Kyrgyzstan votes in favor of new constitution and interim president
She said the people had shown their support for turning the country into a parliamentary state – the first in the Central Asian region.
"The people have put an end to the era of totalitarian family rule," Otunbaeva said. "The new constitution will create a legal barrier in the way of curruption, will help destroy years' old schemes of stealing people's money. The citizens of Kyrgyzstan voted for democracy for a new country."
The referendum asked the Kyrgyz people if they want to adopt a new constitution and if they want their country to become a parliamentary state.
Over 90% proved to be in favor of the new constitution.
If implemented, the reforms will give the president less authority and make Kyrgyzstan the first republic in Central Asia with political power in the hands of parliament.
Meanwhile, Russian President Dmitry Medvedev has expressed skepticism over the viability of such a system of governance, and warned that it could give power to extremist groups.
“This is Kyrgyzstan's internal affair,” Medvedev said. “It is a sovereign state. But taking into account that even now there isn't enough authority to restore order, I have a hard time imagining how a parliamentary republic would work in Kyrgyzstan and whether it will provoke a series of problems, and finally encourage the rise to power of extremist forces. Kyrgyzstan is now facing the threat of it breaking up, and it needs a strong, well-organized authority to prevent this. We're concerned about this because Kyrgyzstan is our neighbor and a strategic partner.”

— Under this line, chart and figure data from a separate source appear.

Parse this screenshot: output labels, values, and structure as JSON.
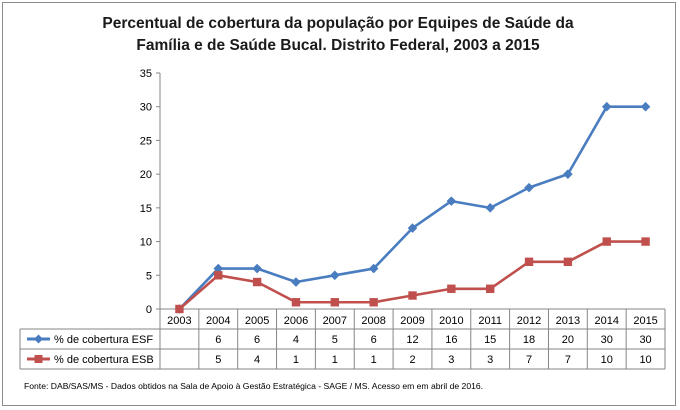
{
  "chart_data": {
    "type": "line",
    "title_lines": [
      "Percentual de cobertura da população por Equipes de Saúde da",
      "Família e de Saúde Bucal. Distrito Federal, 2003 a 2015"
    ],
    "categories": [
      "2003",
      "2004",
      "2005",
      "2006",
      "2007",
      "2008",
      "2009",
      "2010",
      "2011",
      "2012",
      "2013",
      "2014",
      "2015"
    ],
    "yticks": [
      0,
      5,
      10,
      15,
      20,
      25,
      30,
      35
    ],
    "ylim": [
      0,
      35
    ],
    "grid": false,
    "series": [
      {
        "name": "% de cobertura ESF",
        "values": [
          0,
          6,
          6,
          4,
          5,
          6,
          12,
          16,
          15,
          18,
          20,
          30,
          30
        ],
        "table_values": [
          "",
          "6",
          "6",
          "4",
          "5",
          "6",
          "12",
          "16",
          "15",
          "18",
          "20",
          "30",
          "30"
        ],
        "color": "#4a7dc0",
        "marker": "diamond"
      },
      {
        "name": "% de cobertura ESB",
        "values": [
          0,
          5,
          4,
          1,
          1,
          1,
          2,
          3,
          3,
          7,
          7,
          10,
          10
        ],
        "table_values": [
          "",
          "5",
          "4",
          "1",
          "1",
          "1",
          "2",
          "3",
          "3",
          "7",
          "7",
          "10",
          "10"
        ],
        "color": "#c0504d",
        "marker": "square"
      }
    ],
    "source": "Fonte:  DAB/SAS/MS - Dados obtidos na Sala de Apoio à Gestão Estratégica - SAGE / MS. Acesso em em abril  de  2016."
  }
}
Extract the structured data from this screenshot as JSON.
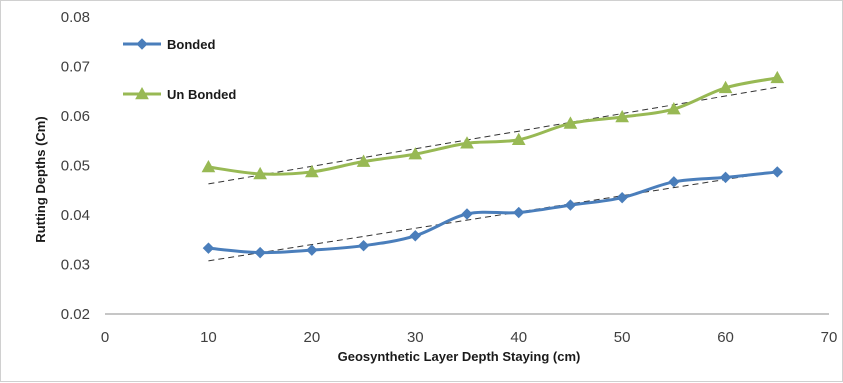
{
  "chart_data": {
    "type": "line",
    "title": "",
    "xlabel": "Geosynthetic Layer Depth  Staying (cm)",
    "ylabel": "Rutting Depths (Cm)",
    "xlim": [
      0,
      70
    ],
    "ylim": [
      0.02,
      0.08
    ],
    "x_ticks": [
      "0",
      "10",
      "20",
      "30",
      "40",
      "50",
      "60",
      "70"
    ],
    "y_ticks": [
      "0.02",
      "0.03",
      "0.04",
      "0.05",
      "0.06",
      "0.07",
      "0.08"
    ],
    "grid": false,
    "legend_position": "top-left",
    "trendlines": "dashed linear fit per series",
    "x": [
      10,
      15,
      20,
      25,
      30,
      35,
      40,
      45,
      50,
      55,
      60,
      65
    ],
    "series": [
      {
        "name": "Bonded",
        "color": "#4a7ebb",
        "marker": "diamond",
        "values": [
          0.0333,
          0.0324,
          0.0329,
          0.0338,
          0.0358,
          0.0402,
          0.0405,
          0.042,
          0.0435,
          0.0467,
          0.0476,
          0.0487
        ]
      },
      {
        "name": "Un Bonded",
        "color": "#98b954",
        "marker": "triangle",
        "values": [
          0.0497,
          0.0483,
          0.0487,
          0.0508,
          0.0523,
          0.0545,
          0.0552,
          0.0585,
          0.0598,
          0.0614,
          0.0657,
          0.0677
        ]
      }
    ]
  }
}
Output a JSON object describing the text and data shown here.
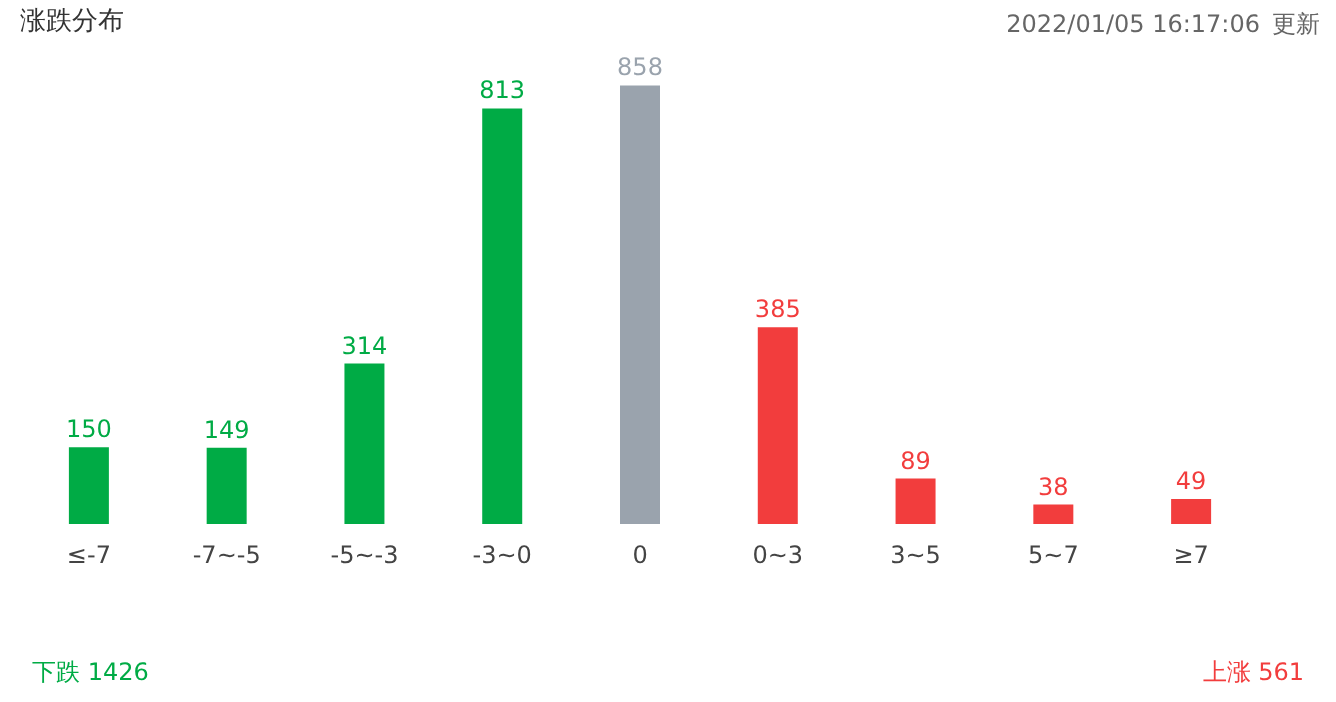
{
  "chart_data": {
    "type": "bar",
    "title": "涨跌分布",
    "categories": [
      "≤-7",
      "-7~-5",
      "-5~-3",
      "-3~0",
      "0",
      "0~3",
      "3~5",
      "5~7",
      "≥7"
    ],
    "values": [
      150,
      149,
      314,
      813,
      858,
      385,
      89,
      38,
      49
    ],
    "colors": [
      "#00ab45",
      "#00ab45",
      "#00ab45",
      "#00ab45",
      "#9aa3ad",
      "#f23d3d",
      "#f23d3d",
      "#f23d3d",
      "#f23d3d"
    ],
    "data_labels": true,
    "grid": false,
    "annotations": [
      "2022/01/05 16:17:06",
      "更新",
      "下跌 1426",
      "上涨 561"
    ]
  }
}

Political analysts share the same concerns.
“If a new government adheres to the old scheme of clan relations and family rule, we won't move far,” political expert Toktogul Kakchekeev said. “It can be either a president or the parliament, but it can nevertheless be the same system – the one based on family relations. All our problems and conflicts have stemmed from this system.”
“We cannot expect politicians and people to change overnight,” said Ivan Safranchuk from the Moscow State University of International Relations. “It is very easy to make a referendum within one day, but it is much more difficult to make people change their mentality and traditions. So there is a big risk that the country will be governed in the same way – although now people will pretend that now they have a parliamentary and not a presidential republic. And I think it will be the worst, because the instability will come back.”
“The conflict had originally been set up on the basis of whether they are going to have a presidential republic or another political form because [Kyrgyz people] needed a change,” he said. “And now when they got this change, it will, at least for the time being, stop the violence.”
The referendum comes just two weeks after deadly clashes between ethnic Kyrgyz and minority Uzbeks in the south of the country.
The interim government, which came into being in April after former Kyrgyz President Kurmanbek Bakiyev was ousted following a bloody uprising, is pinning its hopes on the referendum to earn legitimacy in the country and in the international community.
The citizens had to vote for or against the draft constitution proposed by the interim government. In addition, the public had to say whether they support its head, Rosa Otunbaeva, as interim president until the end of the transition period on December 31, 2011.
“The people today are voting for stability in Kyrgyzstan, for legitimate power. A lot is being said about the country being divided, that the country is on the brink of disaster, but today at the referendum people want to prove that the country is united,” Rosa Otunbaeva said on Sunday.
The turnout was more than 70% across the country, which is a high figure taking into account the level of distrust toward the interim government, especially in the south. When asked about why they came to the polling station, most people made no mention of the Constitution. It turns out that very few know the difference between a parliamentary and presidential republic, and instead locals think it is a vote for peace and stability.
“I think it raises questions about the extent to which this can really be said to be a sort of an all-national, as it claims to be, legitimizing referendum,” says Professor Madeleine Reeves from Manchester University.
“I think the provisional government faced a very hard choice in terms of conducting this referendum or not. The motivating reason for them was a fear that not to hold a referendum would be even more destabilizing,” she added.
In the southern city of Osh, where recent ethnic clashes killed hundreds and left thousands displaced, many of the Uzbeks boycotted the referendum. They say they do not understand why they should support the interim government which failed to defend them from ethnic violence.
As for those Uzbeks that were willing to vote, they did not risk leaving their neighborhood. Moreover, many did not even know where the polling stations were located.
Security has been stepped up in Kyrgyzstan. Around 8,000 policemen, 2,000 servicemen and 7,500 police volunteers have been patrolling the polling stations and places of mass gatherings.